Film on Joplin (Mo.) Globe’s Tornado Response Will Premiere on Thursday, May 3, in Columbia

Proceeds of Silent Auction Will Benefit Memorial to Victims and Survivors

Columbia, Mo. (March 7, 2012) — The Missouri School of Journalism is helping to organize the premiere of a film about The Joplin (Mo.) Globe‘s response to a devastating tornado that hit the town in 2011 as well as a silent auction to benefit Joplin.

Moments after The Globe covered the graduation program for local high school seniors on Sunday, May 22, the lives of Joplin residents changed forever. Life ended for more than 150 of them. An EF-5 tornado, the most violent kind, made a direct hit on the community of 50,000 in the southwest corner of Missouri.

Joplin Globe Front Page from May 23, 2011
Joplin Globe Front Page from May 23, 2011

Among the buildings squarely in the storm’s 13-mile-long furrow were the high school and the city’s main hospital. Both were damaged beyond repair as a third of the city, in a swath nearly a mile wide, blew apart when the massive vortex chewed through its center.

Then began The Globe’s duty to report on the storm and its impact on the community and the entire region. That duty became a mission for the newspaper, a mission to tell the stories about all of the tragedies and miracles, the victims and the heroes, the responses of neighbors and the world.

The story of how The Globe carried out that mission has been told in a film that will premiere on Thursday, May 3. “Deadline in Disaster,” produced by the Missouri Press Foundation, will be shown at 7 p.m. in the Missouri Theatre, Ninth and Locust streets in downtown Columbia. Tickets cost $10 per person.

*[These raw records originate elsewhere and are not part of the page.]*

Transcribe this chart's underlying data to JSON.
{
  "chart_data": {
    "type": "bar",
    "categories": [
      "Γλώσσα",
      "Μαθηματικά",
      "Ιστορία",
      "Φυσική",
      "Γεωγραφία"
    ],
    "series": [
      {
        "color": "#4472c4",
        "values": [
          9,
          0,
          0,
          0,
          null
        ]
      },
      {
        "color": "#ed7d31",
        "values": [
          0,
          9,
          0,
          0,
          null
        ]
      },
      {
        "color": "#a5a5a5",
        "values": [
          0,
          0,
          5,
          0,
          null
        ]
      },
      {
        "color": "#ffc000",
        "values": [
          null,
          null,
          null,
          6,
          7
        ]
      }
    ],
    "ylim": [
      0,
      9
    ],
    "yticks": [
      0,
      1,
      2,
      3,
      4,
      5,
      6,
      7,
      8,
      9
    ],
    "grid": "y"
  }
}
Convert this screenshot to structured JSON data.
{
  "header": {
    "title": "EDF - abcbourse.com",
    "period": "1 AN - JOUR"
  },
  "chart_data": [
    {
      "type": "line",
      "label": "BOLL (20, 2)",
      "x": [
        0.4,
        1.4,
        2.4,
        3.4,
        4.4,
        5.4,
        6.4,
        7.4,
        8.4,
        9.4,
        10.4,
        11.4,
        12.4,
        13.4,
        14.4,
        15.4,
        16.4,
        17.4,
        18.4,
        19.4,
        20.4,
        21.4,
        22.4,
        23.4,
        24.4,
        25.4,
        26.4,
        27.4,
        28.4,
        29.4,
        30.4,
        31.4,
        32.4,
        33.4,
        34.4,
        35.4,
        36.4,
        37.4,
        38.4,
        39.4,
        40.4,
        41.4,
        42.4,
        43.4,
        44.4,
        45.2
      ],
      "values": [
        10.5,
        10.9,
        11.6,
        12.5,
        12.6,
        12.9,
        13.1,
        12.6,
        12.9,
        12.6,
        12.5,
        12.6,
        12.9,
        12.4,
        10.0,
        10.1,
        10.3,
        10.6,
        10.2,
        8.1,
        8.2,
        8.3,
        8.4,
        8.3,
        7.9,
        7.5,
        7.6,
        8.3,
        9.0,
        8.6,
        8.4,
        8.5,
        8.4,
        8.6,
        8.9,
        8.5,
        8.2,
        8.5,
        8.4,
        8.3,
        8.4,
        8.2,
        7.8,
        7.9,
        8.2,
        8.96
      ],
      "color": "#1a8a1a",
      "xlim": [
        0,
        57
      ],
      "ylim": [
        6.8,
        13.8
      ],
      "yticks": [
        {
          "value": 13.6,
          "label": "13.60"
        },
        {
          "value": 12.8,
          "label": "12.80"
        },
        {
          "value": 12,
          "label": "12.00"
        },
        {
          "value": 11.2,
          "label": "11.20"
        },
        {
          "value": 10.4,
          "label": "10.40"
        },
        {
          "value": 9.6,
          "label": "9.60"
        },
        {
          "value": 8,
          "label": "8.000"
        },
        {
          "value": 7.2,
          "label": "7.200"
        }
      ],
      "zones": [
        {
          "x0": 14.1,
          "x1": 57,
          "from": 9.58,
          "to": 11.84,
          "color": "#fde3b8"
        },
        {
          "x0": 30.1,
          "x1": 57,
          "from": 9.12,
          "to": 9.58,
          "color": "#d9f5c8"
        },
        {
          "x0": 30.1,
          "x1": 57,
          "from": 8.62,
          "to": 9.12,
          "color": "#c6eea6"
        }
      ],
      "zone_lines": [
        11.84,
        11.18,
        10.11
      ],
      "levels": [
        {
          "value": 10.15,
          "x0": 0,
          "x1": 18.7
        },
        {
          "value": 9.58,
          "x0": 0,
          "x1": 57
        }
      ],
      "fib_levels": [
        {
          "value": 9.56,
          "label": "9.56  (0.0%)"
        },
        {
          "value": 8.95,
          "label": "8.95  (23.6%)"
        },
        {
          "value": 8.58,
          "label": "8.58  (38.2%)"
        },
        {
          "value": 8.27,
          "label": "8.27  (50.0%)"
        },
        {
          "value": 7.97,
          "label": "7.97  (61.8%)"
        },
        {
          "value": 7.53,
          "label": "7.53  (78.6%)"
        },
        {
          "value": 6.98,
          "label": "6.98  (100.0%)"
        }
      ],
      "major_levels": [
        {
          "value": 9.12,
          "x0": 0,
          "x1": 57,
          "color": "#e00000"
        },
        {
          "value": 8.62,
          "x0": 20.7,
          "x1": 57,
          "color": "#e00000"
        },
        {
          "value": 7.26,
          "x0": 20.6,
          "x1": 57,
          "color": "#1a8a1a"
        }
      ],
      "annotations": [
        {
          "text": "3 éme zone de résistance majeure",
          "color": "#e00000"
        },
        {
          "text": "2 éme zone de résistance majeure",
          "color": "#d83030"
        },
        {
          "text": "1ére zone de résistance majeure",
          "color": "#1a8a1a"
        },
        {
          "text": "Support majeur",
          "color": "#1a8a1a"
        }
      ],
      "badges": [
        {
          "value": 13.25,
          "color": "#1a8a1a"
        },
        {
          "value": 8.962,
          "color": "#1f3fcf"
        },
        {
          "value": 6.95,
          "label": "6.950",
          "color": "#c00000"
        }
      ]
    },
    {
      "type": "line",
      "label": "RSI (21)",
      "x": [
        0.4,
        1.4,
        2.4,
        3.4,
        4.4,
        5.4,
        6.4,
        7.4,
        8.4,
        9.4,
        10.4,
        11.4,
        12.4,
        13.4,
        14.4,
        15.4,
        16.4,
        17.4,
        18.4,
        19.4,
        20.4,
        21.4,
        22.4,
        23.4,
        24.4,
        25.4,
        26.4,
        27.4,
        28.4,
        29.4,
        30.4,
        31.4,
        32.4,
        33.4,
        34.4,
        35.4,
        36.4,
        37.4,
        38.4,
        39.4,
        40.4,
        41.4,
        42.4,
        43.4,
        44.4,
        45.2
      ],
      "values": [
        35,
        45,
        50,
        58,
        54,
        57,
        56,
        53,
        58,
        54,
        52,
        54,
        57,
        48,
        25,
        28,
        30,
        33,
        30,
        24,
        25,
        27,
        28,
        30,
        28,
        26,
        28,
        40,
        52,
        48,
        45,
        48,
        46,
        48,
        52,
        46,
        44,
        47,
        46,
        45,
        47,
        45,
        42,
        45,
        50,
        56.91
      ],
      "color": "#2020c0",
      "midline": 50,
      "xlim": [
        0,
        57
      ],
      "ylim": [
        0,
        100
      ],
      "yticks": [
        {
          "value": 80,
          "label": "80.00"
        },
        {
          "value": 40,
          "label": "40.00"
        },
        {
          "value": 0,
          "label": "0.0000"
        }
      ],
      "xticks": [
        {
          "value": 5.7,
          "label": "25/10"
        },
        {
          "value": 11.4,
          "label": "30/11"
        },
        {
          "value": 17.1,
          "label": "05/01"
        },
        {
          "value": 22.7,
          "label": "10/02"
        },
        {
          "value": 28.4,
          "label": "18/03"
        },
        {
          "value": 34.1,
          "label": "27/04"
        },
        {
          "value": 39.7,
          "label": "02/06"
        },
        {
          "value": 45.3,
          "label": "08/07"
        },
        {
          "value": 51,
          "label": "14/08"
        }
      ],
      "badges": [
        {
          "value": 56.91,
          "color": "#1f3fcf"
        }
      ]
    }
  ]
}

A silent auction in the theater lobby to raise funds for Joplin will begin at 6 p.m. After the film, members of The Globe staff will answer questions from the audience. That will be followed by a reception for all attending.

The Joplin tornado eventually claimed 161 lives, as several people died of their injuries in the days and weeks after the storm. Among those lost on the day of the tragedy was a page designer for The Globe. A third of the newspaper’s staff lost their homes.

In spite of that, The Globe’s presses rolled that night. A few reporters made it to the newsroom. Some who couldn’t get there called in reports, not knowing whether their friends, families and colleagues were alive. Nearly all of the paper’s carriers showed up to deliver that first post-tornado issue early the next morning.

The newspaper’s staffers became acutely aware of their roles as information providers for the community. Residents came to depend upon The Globe for what they needed to know to make it through each day and to find a way forward.

That’s a message The Globe’s editor, Carol Stark, hopes people will get from the film.

“I hope they’ll be able to see how real newspaper journalists work in a crisis,” Stark said. “This is our job, our lives. It’s important to realize that we need these folks.”

Accurate, detailed information was critical, and it became difficult to determine who had credibility as more and more people wanted to become part of the story, Stark said. Rumor and speculation would have made the situation worse.

“What would we have done if we hadn’t had real journalists out there,” she said.

Beth Pike, BJ '86
Beth Pike, BJ ’86

Joplin’s recovery continues, and The Globe reports on it.

“We’re covering it every day. That’s what people forget,” Stark said. “It becomes more urgent. We still have people who need to get into homes as the one-year anniversary of the disaster approaches.”

“I worry about the stories that I still don’t know about,” she said. “What do we need to get up and do tomorrow? That goes on in my mind.”

“It will be five years at least before this story no longer is top of mind,” Stark said.

The Missouri Press Foundation welcomes any sponsors and donations of items for the benefit auction that will be held in the theater lobby. Those interested can contact MPA by calling (573) 449-4167.

Doug Crews
Doug Crews

Beth Pike, BJ ’86, and Stephen Hudnell, BJ ’73, Emmy award-winning journalists from Columbia, directed “Deadline in Disaster.” Retired Associated Press correspondent Scott Charton, also of Columbia, assisted.

Orr Street Productions collaborated in the project, and Sandra M. Levy Smith of SmithLee Productions composed the music for the film.

The Missouri Press Foundation is the educational and philanthropic affiliate of the Missouri Press Association, the newspaper trade organization in the state. Virtually all of the newspapers in Missouri are members of MPA, which was founded in 1867 and is based in Columbia. Doug Crews, BJ ’73, serves as MPA’s executive director.